O Amor Entre o Desejo e a Realidade: Uma Dança sem Fórmulas
O amor, há muito, foi romantizado como um ideal, uma promessa de completude, um encontro destinado a preencher as lacunas do ser. Mas, se olharmos com mais atenção, veremos que ele nunca foi sobre plenitude, mas sim sobre tensão, sobre a convivência entre desejo e realidade.
Diotima, no Banquete de Platão, dizia que o amor não é apenas a busca pelo belo, mas a busca de se fazer belo. Esse pensamento ecoa na sociedade contemporânea, onde a estetização do amor se confunde com sua vivência. Dentro do espaço digital e da lógica do desempenho, o amor é tratado como uma funcionalidade, um objeto que deve atender a expectativas calculadas. Isso nos conduz a um paradoxo: ao tentar encaixar o amor em padrões idealizados, ele perde sua potência transformadora.
Amar é habitar um campo de incertezas.
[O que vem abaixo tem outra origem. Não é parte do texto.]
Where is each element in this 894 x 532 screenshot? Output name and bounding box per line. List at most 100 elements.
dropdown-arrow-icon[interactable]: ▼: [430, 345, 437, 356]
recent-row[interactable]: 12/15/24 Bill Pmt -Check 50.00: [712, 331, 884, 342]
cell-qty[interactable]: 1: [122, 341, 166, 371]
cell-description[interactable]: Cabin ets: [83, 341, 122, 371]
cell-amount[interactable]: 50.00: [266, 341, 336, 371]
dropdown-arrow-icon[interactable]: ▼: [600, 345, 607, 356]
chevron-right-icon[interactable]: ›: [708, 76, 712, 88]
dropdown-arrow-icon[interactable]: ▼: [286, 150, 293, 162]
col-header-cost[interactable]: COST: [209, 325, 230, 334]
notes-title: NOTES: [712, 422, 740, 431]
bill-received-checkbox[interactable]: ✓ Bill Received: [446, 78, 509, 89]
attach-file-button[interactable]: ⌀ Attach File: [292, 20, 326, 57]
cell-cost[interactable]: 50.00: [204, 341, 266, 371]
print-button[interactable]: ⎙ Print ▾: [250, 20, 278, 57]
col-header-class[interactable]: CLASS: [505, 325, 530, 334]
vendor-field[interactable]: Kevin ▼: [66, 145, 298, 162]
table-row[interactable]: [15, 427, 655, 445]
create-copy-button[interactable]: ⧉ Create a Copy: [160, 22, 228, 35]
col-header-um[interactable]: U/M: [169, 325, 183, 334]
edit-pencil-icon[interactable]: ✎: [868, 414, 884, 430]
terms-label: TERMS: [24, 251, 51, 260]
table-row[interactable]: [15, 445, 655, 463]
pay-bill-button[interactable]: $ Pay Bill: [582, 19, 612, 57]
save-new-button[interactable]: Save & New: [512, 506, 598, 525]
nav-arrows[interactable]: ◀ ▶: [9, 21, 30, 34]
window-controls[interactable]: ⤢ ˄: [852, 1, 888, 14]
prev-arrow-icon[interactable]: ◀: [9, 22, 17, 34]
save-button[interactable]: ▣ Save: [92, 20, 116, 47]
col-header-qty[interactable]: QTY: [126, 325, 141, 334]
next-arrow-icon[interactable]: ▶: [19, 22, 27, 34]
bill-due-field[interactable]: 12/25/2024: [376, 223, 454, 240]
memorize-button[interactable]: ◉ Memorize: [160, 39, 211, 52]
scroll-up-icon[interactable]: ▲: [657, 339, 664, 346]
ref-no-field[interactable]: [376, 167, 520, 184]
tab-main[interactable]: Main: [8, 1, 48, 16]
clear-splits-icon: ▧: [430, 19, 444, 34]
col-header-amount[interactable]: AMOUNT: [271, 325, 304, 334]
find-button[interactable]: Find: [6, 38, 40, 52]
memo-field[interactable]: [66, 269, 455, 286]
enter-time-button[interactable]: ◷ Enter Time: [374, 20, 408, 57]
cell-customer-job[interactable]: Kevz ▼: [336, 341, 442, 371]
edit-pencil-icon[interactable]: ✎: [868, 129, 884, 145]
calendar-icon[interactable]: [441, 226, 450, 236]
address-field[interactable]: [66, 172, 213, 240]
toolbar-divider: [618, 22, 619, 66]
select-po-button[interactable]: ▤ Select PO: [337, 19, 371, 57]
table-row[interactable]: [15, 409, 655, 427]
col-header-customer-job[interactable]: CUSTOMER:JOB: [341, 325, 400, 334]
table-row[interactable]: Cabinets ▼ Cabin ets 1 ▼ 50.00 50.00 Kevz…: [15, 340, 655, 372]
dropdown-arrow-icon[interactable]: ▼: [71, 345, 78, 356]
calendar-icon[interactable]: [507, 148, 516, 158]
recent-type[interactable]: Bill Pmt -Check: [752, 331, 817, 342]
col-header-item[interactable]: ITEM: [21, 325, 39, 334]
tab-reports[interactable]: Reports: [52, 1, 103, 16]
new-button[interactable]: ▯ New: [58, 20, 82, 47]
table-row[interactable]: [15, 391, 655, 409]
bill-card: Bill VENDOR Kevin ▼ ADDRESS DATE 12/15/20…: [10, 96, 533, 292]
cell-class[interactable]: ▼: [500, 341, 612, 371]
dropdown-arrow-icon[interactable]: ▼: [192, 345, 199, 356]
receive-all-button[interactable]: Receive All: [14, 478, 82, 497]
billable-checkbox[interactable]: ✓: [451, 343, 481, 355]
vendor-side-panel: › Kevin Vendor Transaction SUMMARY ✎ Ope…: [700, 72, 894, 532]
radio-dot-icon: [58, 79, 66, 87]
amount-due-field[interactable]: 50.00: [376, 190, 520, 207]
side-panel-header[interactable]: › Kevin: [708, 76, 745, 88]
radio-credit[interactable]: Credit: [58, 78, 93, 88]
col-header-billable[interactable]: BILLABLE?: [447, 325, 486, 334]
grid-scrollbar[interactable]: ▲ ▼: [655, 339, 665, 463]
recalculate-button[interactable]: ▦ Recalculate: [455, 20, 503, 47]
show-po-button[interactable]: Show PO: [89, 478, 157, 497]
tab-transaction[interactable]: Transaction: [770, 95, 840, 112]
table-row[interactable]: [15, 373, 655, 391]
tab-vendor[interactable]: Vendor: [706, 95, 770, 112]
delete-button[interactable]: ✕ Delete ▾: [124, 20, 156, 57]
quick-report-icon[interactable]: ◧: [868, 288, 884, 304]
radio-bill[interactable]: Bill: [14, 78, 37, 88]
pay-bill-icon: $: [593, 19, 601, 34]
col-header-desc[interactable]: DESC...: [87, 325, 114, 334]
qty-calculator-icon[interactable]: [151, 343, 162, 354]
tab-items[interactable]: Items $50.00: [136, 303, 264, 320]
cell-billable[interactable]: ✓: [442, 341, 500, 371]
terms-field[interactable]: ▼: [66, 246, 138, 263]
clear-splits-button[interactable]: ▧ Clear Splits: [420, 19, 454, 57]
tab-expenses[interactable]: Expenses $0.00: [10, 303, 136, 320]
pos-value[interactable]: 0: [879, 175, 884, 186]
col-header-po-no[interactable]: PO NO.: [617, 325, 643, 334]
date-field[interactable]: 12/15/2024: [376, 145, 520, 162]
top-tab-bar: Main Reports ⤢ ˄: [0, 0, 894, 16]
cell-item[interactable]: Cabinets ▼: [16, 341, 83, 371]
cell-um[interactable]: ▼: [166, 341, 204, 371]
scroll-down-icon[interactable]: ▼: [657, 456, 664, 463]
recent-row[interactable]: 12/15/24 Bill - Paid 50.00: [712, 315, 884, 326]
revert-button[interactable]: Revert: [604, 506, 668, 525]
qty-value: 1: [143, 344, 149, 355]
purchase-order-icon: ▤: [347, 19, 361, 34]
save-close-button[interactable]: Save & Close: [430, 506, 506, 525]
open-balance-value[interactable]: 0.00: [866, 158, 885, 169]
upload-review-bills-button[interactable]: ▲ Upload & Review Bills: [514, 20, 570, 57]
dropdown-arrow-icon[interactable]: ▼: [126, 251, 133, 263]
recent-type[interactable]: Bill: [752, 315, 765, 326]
Ele não se sustenta na perfeição, mas nas falhas, nos silêncios, nos espaços vazios que nos convidam ao encontro. No amor, não há uma resposta única. Há a presença do outro, que nos desafia, nos escapa e, ao mesmo tempo, nos obriga a nos posicionarmos. Como já refleti antes, o desejo não é bom nem ruim, ele simplesmente é, e o amor se inscreve nesse mesmo fluxo: não como algo a ser otimizado, mas como uma experiência que desafia o controle.
A contemporaneidade nos empurra para um modelo de relações descartáveis, onde o outro se torna uma funcionalidade dentro do discurso mediático. Como Byung-Chul Han sugere, vivemos um tempo onde o outro se transforma em uma não-coisa, um reflexo de nossas próprias idealizações. E, nesse cenário, o amor perde seu caráter subversivo, tornando-se um simulacro, uma satisfação instantânea que não chega a tocar a materialidade da experiência.
Amar, de fato, é aceitar que o outro não nos completa, mas nos provoca a sermos mais. É saber que ele não é um reflexo perfeito, mas um universo próprio que escolhemos explorar, sabendo que essa jornada nunca será livre de riscos. O amor não é apenas um sentimento, mas uma escolha. Escolher ficar, mesmo quando a tempestade chega. Escolher ver e ser visto, sem a necessidade de um espelho que nos devolva apenas aquilo que queremos enxergar.
No fundo, o amor é um ato de resistência. Resistência contra a objetificação, contra a mercantilização das relações, contra a busca incessante por um encaixe perfeito. Amar é manter vivo o espaço da tensão, da dúvida e do mistério, porque é nesse intervalo que a verdadeira entrega acontece.
Então, se você busca o amor, lembre-se: ele não é sobre encontrar o que falta em você. Ele é sobre se permitir ser visto e se comprometer a ver o outro, naquilo que ele é e no que vocês podem ser juntos. E isso, em sua imperfeição, basta.
Referências
Platão. O Banquete. São Paulo: Editora Martin Claret, 2018.
Byung-Chul Han. A Agonia do Eros. Petrópolis: Editora Vozes, 2019.